I love to travel and gather food inspiration from trying new cuisines – that Smørrebrød from Denmark was my addition to the article Cancer Fighting Foods from Around the World.
While there are several ways to make better choices when traveling that I wrote about here, I also enjoy trying dishes as they are and later adapting them to a healthier version at home. During that same Smørrebrød-filled trip through Northern Europe, I tried several exotic foods, but one of the absolute best things I ate was actually fairly simple: a roasted vegetable döner kebab in Berlin.
Döner kebab (originally Turkish) is a very popular fast food item in Berlin. It’s traditionally made with shaved lamb, beef or chicken in a thick white flatbread or wrap, topped with cabbage, lettuce, tomato, cucumber and usually a yogurt sauce. The dish is generally far from healthy due to the high-fat meat, thick white bread/pita and creamy sauce.
The one I had was a bit healthier than a standard döner kebab since it was made with roasted vegetables instead of meat, and the combination of flavors and textures was incredible.

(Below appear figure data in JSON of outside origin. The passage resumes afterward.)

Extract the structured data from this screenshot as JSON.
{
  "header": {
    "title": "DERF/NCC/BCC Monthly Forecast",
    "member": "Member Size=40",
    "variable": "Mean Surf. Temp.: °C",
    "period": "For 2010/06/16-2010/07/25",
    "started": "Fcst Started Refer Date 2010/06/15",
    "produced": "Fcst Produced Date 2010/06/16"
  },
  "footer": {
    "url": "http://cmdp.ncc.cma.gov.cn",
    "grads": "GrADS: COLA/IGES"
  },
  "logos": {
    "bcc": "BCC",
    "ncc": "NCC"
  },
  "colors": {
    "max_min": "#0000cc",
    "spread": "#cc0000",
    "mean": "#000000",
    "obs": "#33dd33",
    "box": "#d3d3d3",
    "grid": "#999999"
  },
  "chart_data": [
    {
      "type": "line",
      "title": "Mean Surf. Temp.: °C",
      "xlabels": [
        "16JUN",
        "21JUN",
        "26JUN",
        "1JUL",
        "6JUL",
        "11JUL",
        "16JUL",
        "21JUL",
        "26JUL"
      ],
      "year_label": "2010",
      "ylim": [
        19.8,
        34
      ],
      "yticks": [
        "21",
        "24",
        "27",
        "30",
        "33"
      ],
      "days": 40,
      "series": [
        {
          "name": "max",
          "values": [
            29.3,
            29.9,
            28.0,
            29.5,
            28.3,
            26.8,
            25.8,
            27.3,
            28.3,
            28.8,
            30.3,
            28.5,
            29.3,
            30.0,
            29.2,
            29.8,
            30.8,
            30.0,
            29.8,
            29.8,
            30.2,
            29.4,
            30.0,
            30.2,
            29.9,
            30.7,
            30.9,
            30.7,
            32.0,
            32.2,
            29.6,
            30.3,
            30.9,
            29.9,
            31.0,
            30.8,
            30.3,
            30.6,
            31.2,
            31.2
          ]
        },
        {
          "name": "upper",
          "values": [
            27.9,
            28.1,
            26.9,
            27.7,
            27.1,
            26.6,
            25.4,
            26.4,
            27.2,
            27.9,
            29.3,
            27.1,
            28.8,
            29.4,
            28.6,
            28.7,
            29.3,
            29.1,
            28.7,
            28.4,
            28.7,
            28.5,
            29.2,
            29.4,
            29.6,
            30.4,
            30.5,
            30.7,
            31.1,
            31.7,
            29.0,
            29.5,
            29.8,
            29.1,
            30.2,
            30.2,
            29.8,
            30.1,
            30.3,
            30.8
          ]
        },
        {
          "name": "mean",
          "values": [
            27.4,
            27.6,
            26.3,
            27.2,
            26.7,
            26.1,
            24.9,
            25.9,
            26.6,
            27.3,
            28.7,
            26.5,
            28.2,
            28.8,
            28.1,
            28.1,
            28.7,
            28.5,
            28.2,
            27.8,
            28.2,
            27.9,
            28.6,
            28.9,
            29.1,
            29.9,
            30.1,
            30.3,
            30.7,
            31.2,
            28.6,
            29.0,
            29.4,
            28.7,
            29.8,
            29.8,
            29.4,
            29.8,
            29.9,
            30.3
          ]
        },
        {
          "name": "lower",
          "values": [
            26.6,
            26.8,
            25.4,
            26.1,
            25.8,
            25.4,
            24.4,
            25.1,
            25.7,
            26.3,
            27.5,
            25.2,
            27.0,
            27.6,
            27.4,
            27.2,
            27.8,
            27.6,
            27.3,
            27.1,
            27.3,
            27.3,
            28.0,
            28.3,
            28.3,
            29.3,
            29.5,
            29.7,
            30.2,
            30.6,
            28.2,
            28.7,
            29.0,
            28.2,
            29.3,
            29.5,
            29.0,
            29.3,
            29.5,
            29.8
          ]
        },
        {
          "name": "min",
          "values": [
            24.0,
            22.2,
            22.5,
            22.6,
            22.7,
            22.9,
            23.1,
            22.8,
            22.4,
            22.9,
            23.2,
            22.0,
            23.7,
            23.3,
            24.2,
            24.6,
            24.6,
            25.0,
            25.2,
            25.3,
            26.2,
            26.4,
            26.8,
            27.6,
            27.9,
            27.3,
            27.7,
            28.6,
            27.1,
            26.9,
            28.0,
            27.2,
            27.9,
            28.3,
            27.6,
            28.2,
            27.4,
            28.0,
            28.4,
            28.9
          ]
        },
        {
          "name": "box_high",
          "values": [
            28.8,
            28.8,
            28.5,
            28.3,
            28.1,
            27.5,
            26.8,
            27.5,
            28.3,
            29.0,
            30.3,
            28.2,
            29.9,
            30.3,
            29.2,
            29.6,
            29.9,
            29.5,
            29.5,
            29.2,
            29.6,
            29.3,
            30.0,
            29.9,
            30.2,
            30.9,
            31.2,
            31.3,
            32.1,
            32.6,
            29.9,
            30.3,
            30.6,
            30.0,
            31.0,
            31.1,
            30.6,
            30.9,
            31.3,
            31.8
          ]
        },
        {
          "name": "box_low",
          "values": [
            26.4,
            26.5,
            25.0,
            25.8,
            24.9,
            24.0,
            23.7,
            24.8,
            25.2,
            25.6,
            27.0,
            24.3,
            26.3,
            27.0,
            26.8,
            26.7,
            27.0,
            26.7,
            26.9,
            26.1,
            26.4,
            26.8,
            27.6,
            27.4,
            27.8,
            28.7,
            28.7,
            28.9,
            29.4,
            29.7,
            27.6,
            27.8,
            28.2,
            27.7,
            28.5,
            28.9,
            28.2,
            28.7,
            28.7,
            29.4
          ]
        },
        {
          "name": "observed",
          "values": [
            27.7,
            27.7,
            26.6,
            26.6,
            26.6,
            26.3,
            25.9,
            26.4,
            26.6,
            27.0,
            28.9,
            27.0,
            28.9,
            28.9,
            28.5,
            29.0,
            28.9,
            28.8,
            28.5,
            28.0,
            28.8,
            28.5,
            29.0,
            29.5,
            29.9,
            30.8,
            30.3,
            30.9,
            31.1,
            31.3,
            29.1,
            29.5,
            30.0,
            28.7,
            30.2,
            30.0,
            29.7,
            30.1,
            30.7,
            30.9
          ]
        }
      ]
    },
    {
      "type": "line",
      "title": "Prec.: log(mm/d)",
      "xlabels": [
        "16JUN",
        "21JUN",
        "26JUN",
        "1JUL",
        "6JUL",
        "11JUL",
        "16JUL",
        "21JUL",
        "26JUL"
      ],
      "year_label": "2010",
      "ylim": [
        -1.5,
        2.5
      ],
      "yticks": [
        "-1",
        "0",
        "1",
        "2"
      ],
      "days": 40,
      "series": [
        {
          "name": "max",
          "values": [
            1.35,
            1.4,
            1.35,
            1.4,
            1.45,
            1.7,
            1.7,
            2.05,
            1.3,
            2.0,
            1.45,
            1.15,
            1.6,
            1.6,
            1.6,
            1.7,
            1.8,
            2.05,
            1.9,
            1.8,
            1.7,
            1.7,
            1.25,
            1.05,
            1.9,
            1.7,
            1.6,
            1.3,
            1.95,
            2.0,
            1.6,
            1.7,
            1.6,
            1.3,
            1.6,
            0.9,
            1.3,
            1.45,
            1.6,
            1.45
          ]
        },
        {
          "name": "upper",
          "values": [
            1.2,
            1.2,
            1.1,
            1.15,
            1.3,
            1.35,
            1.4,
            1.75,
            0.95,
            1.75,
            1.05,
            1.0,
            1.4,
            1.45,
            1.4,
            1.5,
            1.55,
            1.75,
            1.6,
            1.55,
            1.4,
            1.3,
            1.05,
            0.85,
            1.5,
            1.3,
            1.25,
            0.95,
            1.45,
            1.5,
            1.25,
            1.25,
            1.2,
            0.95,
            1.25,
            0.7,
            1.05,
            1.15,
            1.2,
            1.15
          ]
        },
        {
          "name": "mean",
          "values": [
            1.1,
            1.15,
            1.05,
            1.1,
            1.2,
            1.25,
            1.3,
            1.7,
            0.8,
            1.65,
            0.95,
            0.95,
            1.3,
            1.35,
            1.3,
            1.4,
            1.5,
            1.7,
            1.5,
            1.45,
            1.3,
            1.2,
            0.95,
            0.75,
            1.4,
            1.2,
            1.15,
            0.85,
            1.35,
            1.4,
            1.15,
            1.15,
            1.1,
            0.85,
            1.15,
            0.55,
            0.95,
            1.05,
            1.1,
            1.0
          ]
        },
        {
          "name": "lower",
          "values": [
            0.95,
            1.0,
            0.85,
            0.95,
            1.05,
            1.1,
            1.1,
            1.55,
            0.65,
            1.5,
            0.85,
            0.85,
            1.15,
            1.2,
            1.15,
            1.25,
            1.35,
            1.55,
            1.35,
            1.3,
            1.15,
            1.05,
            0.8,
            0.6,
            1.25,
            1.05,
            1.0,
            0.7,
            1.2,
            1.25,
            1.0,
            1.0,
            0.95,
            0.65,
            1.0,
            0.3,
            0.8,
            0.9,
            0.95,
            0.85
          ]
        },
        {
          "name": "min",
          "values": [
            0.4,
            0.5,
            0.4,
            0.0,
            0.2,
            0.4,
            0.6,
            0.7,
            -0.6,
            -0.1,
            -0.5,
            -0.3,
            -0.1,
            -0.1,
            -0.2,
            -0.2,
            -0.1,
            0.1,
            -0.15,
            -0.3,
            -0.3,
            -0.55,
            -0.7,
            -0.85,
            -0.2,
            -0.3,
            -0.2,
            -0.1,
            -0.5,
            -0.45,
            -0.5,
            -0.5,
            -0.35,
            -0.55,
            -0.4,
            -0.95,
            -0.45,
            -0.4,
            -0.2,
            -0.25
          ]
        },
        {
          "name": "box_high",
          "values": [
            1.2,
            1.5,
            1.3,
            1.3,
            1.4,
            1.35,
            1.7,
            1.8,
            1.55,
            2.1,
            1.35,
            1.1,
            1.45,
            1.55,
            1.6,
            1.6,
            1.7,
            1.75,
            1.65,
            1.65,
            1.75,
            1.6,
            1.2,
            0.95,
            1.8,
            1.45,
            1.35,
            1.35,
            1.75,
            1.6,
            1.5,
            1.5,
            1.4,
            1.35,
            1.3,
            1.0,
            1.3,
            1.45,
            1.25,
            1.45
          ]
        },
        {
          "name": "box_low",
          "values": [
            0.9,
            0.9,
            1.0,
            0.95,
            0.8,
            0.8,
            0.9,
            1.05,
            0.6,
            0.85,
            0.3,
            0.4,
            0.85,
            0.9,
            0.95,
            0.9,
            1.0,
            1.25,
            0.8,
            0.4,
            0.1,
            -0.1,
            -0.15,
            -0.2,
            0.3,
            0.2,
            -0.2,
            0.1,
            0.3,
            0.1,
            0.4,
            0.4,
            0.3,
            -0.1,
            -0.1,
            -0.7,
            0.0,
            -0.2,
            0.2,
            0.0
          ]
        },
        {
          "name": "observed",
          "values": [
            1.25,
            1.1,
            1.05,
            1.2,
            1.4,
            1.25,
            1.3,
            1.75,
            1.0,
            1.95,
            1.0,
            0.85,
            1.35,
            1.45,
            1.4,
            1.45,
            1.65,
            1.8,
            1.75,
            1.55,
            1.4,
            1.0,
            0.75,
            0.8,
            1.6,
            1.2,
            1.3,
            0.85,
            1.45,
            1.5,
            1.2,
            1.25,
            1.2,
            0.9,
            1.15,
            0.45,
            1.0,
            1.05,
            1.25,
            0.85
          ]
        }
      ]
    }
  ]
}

Sandwiches often get a bad rep when it comes to maintaining a healthy weight, but with some modification you can easily make a more nutritious, but great tasting version of a dish like this on your own. When modifying recipes, aim to increase the plant foods while decreasing the meat, carbohydrate and added fat.
For the döner kebab, I added more veggies (and kept it meatless), made a lower-fat sauce and used a thin whole wheat type of bread (pita or wrap) instead of white bread. These swaps lead to a dish that is lower in fat and calories while including more of the good things – fiber, vitamins/minerals, and other cancer-fighting compounds found in whole grains and vegetables.
With a few tweaks, even ‘fast food’ can be part of a cancer-protective diet! Here’s my reconstructed, healthy take on a German döner kebab:
Homemade Vegetarian Döner Kebab
Step 1 – Rinse the assorted vegetables and chop them into bite-sized pieces. Coat them very lightly with olive oil, sprinkle with herbs and pepper, and spread out over a baking sheet.
Step 2 – Roast at 400⁰F for 15-20 minutes, or until fork-tender.
Step 3 – While your vegetables are roasting, combine the yogurt-dip ingredients in a small bowl to make a healthy, high protein yogurt sauce.
Step 4 Toast your whole wheat pita, fill with roasted veggies, top with the remaining raw vegetables and add a dollop of the yogurt-sauce to the top.
Tip: you can make the roasted veggies and yogurt dip ahead of time and refrigerate for a quick roasted veggie kebab on the go.
- Small whole wheat pita
- Assorted vegetables such as zucchini, summer squash, onions, red bell peppers and carrots
- Dried herbs (e.g. basil, thyme)
- Black pepper, to taste
- 1 tsp olive oil
- Non-fat plain Greek yogurt
- Chopped fresh dill
- 1 tsp lemon juice
- 1 tsp chopped garlic
- Thinly sliced red cabbage
- Sliced tomato
- Chopped cucumber
How have you adapted your favorite foreign dish at home?